If leather isn’t used or worked regularly, or properly stored, it will stiffen and become hard. This is especially true of leather cords, which can dry out more quickly because of its small size. Small pieces of leather are less able to retain moisture. Leather-softening applications can help speed up your leather-softening process, but you may want to avoid applications that contain solvents, which can weaken the leather’s fibers. Also, keep in mind that most applications will darken the leather to varying degrees.
Bend the cord, starting slowly and gently, up and down its entire length. Begin at one end of the cord, hold it between your fingers, and start flexing it back and forth. As you flex it, the stiffened fibers will start to loosen and become soft and pliable. Don’t force the cord too much, or you may crack its surface. Work it slowly, even if means taking several days to bring it to the level of softness you desire.

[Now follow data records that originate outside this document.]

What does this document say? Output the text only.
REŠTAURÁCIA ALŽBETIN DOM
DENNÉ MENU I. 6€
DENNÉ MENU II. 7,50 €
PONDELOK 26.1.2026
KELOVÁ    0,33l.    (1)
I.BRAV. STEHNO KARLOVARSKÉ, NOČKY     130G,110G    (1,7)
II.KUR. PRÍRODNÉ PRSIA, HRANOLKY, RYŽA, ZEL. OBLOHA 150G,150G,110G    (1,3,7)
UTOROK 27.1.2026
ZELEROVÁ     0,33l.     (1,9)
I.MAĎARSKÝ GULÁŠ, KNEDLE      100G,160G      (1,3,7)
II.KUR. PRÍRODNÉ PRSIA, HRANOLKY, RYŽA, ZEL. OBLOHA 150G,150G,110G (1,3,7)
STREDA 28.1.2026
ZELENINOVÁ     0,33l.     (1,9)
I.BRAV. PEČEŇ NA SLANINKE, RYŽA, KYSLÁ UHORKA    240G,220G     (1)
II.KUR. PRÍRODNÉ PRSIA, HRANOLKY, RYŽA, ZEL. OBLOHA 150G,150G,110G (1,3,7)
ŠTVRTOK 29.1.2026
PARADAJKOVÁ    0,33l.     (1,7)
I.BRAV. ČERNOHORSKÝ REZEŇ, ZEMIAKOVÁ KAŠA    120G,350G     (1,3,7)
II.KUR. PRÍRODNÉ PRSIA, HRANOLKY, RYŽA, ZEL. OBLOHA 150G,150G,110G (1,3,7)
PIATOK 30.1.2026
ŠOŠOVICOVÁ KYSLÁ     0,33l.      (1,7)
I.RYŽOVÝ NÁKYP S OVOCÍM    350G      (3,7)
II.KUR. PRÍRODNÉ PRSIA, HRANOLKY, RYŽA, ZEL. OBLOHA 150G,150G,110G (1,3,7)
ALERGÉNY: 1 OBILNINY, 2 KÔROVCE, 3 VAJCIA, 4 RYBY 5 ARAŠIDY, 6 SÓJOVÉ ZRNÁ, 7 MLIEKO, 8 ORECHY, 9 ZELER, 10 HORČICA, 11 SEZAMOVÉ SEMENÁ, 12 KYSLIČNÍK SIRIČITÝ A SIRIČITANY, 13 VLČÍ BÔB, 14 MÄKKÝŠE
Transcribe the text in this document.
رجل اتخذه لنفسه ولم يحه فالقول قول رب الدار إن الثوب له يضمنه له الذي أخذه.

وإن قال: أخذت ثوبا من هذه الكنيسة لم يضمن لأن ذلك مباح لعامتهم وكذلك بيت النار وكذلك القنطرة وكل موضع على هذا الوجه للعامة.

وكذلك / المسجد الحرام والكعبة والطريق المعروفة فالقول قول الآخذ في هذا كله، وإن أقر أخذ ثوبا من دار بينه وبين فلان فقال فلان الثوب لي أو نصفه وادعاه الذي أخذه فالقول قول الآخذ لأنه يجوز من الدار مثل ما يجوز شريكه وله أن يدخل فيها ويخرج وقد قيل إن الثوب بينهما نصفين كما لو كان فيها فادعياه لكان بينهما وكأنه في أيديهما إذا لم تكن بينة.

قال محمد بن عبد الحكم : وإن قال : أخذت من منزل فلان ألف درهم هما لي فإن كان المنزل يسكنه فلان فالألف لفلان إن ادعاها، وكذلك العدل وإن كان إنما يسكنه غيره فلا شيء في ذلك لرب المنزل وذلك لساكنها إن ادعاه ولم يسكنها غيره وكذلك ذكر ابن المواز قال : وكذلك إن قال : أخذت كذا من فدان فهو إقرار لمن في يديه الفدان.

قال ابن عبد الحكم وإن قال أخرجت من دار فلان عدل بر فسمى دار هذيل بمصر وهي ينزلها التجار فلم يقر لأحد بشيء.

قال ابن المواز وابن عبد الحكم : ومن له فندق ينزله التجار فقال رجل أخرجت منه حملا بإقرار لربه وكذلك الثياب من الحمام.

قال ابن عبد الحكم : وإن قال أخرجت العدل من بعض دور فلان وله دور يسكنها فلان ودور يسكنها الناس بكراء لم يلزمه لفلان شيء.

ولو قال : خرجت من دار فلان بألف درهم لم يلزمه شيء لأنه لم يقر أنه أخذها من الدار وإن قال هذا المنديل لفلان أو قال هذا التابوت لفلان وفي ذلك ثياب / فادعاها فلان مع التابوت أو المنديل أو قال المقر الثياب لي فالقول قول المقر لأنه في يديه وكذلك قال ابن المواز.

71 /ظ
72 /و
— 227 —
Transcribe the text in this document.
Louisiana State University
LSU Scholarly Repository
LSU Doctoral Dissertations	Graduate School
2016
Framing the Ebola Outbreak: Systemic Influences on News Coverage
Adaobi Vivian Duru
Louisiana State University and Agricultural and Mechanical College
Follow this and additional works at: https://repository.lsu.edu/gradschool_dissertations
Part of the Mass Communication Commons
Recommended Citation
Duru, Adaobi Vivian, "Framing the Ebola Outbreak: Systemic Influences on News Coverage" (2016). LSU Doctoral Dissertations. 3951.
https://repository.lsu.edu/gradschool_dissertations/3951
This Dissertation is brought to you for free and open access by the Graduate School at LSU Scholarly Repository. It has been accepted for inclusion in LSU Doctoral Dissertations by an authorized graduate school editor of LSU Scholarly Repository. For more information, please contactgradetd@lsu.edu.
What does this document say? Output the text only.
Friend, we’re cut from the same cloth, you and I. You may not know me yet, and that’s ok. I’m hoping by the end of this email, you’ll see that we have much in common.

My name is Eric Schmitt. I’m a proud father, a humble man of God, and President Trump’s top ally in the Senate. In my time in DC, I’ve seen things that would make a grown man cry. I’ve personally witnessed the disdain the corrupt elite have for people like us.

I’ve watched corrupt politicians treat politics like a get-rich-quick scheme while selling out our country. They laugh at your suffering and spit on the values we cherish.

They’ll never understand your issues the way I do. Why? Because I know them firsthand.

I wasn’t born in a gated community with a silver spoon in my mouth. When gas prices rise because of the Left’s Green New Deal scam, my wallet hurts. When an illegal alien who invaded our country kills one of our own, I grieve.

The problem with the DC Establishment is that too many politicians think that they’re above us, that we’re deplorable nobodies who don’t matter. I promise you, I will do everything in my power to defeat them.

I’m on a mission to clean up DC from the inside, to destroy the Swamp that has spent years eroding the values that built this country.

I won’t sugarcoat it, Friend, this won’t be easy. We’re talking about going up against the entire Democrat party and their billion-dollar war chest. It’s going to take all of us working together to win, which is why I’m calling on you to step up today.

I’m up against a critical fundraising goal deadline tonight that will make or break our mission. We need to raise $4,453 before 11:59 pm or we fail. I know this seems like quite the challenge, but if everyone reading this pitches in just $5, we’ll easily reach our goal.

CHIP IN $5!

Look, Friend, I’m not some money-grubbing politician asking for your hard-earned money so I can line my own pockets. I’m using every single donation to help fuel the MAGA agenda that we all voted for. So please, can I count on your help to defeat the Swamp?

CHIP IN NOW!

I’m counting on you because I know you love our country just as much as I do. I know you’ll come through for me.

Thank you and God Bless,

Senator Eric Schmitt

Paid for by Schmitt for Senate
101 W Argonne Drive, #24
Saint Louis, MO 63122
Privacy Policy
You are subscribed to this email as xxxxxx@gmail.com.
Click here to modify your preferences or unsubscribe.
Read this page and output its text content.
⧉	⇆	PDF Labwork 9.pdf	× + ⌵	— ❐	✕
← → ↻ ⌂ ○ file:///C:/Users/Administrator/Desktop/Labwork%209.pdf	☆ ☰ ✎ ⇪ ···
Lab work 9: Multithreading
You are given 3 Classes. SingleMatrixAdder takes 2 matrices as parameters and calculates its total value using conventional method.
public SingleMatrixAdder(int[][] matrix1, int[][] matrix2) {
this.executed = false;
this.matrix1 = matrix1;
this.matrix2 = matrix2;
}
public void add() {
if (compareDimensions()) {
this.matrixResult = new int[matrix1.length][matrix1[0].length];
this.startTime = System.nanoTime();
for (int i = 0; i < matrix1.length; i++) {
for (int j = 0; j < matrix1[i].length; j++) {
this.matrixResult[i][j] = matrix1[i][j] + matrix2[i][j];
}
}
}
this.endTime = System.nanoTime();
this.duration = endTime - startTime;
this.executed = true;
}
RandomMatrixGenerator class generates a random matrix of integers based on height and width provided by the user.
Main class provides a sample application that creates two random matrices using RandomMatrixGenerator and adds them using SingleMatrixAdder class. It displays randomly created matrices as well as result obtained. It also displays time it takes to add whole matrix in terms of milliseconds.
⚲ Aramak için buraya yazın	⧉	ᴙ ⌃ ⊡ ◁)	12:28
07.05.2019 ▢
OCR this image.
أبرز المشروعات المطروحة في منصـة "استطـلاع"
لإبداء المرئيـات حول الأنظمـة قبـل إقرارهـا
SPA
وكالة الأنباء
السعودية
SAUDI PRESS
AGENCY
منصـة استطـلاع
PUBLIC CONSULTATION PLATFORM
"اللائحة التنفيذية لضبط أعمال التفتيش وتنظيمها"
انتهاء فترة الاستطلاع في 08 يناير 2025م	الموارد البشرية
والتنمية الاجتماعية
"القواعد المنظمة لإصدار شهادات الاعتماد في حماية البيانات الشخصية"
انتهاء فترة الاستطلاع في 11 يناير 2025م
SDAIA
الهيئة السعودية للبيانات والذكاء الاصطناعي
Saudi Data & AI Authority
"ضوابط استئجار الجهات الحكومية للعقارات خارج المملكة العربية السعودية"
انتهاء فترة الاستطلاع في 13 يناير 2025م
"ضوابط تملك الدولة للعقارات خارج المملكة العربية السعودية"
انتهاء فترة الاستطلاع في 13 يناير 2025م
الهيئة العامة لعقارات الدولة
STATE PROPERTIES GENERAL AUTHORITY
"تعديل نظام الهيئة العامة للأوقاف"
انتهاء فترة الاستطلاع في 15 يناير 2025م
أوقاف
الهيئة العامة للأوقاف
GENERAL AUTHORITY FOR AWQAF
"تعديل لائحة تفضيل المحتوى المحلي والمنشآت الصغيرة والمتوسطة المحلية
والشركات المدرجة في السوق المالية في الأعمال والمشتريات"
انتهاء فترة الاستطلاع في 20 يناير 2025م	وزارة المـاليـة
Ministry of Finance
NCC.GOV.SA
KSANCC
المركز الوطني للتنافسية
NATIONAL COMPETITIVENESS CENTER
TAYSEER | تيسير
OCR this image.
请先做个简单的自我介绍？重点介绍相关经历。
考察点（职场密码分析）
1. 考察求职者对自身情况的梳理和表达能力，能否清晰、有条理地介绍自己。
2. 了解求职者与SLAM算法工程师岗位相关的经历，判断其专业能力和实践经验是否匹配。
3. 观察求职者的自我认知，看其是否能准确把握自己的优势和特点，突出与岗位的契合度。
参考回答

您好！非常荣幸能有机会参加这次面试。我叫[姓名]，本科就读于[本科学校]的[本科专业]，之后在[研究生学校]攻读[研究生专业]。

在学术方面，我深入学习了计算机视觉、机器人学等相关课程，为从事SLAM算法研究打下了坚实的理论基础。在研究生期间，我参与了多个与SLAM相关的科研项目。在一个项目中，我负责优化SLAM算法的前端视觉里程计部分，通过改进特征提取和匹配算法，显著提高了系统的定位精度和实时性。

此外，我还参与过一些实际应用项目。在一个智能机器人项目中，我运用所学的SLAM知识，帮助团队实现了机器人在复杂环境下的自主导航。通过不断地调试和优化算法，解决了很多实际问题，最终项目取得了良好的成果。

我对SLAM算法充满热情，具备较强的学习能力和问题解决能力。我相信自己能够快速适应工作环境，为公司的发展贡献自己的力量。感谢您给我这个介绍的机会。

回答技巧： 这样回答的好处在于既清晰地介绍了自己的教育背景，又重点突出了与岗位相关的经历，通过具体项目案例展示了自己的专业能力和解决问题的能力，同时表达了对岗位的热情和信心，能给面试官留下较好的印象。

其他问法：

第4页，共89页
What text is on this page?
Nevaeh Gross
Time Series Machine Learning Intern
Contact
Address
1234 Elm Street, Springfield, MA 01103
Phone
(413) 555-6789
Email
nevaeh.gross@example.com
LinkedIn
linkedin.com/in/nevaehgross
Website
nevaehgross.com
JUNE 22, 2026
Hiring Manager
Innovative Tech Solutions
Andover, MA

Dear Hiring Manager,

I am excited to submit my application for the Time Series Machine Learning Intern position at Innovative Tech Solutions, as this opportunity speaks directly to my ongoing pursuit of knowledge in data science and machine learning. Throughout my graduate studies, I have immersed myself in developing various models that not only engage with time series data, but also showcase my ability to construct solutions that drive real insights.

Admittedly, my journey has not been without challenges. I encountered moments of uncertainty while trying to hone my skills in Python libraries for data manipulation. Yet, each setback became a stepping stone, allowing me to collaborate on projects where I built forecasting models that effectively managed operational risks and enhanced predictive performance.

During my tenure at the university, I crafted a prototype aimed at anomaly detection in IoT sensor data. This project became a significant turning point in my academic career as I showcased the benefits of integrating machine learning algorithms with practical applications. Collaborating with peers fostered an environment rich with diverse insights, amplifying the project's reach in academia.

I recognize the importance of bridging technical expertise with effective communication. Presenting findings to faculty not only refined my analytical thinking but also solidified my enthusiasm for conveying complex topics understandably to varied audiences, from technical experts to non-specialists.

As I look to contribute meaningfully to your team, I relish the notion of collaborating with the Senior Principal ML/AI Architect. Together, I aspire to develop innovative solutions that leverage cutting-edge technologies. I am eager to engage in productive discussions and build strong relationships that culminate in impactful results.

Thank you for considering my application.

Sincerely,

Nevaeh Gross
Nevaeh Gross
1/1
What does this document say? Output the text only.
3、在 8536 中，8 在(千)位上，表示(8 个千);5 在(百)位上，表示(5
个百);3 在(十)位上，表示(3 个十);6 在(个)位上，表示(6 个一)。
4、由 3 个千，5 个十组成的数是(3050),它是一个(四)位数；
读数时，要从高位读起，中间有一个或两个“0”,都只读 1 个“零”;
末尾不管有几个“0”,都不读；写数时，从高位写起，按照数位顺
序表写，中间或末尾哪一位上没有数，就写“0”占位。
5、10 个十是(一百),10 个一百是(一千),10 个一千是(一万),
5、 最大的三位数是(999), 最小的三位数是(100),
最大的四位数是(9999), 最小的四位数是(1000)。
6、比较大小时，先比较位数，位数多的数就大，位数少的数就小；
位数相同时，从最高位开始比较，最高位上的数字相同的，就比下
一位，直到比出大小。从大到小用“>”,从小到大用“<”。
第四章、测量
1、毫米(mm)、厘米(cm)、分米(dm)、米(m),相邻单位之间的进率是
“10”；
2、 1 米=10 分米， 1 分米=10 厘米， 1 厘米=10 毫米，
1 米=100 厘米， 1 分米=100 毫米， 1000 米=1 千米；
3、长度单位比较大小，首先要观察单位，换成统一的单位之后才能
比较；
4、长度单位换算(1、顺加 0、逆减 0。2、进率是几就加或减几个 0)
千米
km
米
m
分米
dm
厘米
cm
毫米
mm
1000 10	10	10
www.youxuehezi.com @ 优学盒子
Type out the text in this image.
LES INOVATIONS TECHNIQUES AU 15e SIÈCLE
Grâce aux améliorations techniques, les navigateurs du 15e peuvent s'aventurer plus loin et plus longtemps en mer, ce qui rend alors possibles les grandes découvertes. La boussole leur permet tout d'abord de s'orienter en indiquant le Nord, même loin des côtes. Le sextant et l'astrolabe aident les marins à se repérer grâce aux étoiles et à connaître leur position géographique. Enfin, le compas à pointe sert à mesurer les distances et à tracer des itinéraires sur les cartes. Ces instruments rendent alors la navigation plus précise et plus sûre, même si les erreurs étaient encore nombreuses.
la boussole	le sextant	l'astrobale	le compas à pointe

Rub a little oil into the cord if its “grain side,” or the smooth top side, shows signs of cracking or you need to soften it up more quickly. If the leather’s “flesh side” is visible, focus on rubbing oil into it. The flesh side is the rough side of the leather that used to be attached to the meat of the animal it came from. This side is porous and will absorb the oil readily, softening the leather’s fiber.
Allow the leather to dry after you have applied the oil. Alternatively, wipe any excess applications off the leather so it will dry more quickly. You can also wipe up any excess application if the leather cord feels greasy. Do not wash it off.
Flex the leather as much as you can, being careful not to crack the “grain side,” or the smooth top side, if you are concerned about its appearance. Work it slowly until it is as soft and pliable as you desire.